A key difference between the RAJA::kernel and RAJA::launch approaches is that almost all of the kernel execution pattern is expressed in the execution policy when using RAJA::kernel, whereas with RAJA::launch the kernel execution pattern is expressed mostly in the lambda expression kernel body.

One may argue that RAJA::kernel is more portable and flexible in that the execution policy enables compile time code transformations without changing kernel body code. On the other hand, RAJA::launch is less opaque and more intuitive, but may require kernel body code changes for algorithm changes. Which interface to use depends on personal preference and other concerns, such as portability requirements, the need for run time execution selection, etc. Kernel structure is more explicit in application source code with RAJA::launch, and more concise and arguably more opaque with RAJA::kernel. There is a large overlap of algorithms that can be expressed with either interface. However, there are things that one can do with one or the other but not both.

In the following sections, we introduce the basic mechanics and features of both APIs with examples and exercises. We also present a sequence of execution policy examples and matrix transpose examples using both RAJA::kernel and RAJA::launch to compare and contrast the two interfaces.

Nested Loops with RAJA::kernel

The examples in this section illustrate various features of the RAJA::kernel API used to execute nested loop kernels.

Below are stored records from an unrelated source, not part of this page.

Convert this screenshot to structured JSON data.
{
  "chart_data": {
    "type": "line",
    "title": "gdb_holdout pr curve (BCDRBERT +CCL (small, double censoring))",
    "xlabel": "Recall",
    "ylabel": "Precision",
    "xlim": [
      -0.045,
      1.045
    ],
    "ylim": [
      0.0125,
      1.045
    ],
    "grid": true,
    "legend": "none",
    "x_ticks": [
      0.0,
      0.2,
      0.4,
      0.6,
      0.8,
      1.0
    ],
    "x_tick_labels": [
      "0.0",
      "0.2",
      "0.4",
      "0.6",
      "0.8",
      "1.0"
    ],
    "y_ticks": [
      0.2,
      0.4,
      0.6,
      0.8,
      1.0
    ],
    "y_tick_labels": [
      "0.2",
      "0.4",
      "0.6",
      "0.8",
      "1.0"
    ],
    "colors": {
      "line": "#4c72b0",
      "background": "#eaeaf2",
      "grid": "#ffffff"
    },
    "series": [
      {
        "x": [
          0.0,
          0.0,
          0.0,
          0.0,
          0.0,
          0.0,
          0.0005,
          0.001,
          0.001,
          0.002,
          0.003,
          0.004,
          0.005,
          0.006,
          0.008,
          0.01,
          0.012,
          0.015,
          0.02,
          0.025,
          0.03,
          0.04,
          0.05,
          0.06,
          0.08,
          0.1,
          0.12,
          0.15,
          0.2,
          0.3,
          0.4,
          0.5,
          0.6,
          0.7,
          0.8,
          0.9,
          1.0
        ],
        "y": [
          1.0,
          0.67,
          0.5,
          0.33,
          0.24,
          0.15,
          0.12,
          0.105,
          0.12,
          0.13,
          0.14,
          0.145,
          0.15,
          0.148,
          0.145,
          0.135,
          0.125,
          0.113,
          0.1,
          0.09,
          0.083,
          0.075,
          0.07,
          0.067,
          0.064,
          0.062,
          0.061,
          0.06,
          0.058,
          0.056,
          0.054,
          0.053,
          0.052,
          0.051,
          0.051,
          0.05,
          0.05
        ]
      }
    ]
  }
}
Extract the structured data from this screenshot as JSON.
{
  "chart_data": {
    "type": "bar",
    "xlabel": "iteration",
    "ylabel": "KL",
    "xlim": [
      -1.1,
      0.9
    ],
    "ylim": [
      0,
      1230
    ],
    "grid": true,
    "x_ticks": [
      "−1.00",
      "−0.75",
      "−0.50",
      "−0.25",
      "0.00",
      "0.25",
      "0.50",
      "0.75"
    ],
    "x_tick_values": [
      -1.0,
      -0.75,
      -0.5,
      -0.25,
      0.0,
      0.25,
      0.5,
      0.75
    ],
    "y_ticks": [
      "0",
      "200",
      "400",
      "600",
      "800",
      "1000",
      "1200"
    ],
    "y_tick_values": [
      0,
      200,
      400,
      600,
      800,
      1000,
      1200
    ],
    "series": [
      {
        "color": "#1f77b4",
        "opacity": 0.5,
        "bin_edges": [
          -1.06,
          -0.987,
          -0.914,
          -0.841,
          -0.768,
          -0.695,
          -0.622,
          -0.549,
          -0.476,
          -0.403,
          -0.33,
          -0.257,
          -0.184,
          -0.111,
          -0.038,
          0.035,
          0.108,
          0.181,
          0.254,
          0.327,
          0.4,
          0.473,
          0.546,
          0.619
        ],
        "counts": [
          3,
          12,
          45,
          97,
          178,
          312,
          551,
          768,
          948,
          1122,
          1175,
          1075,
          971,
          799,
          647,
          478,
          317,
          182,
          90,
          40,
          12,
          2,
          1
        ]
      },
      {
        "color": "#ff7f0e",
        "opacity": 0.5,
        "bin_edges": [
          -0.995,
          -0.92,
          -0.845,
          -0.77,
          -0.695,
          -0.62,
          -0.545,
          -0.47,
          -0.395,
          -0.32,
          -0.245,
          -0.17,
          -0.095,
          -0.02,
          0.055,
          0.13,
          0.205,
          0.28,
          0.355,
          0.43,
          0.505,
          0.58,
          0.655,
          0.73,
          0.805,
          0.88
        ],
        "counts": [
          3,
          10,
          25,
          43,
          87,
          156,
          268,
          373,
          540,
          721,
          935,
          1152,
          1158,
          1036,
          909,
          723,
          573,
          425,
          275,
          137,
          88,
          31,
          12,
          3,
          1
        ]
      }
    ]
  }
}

It describes how to construct kernel execution policies and use different view types and tiling mechanisms to transform loop patterns. More information can be found in Complex Loops (RAJA::kernel).

Nested Loops with RAJA::launch

The examples in this section illustrate how to use RAJA::launch to create an run time selectable execution space for expressing algorithms as nested loops.

Comparing RAJA::kernel and RAJA::launch: Matrix-Transpose

In this section, we compare RAJA::kernel and RAJA::launch implementations of a matrix transpose algorithm. We illustrate implementation differences of the two interfaces as we build upon each example with more complex features.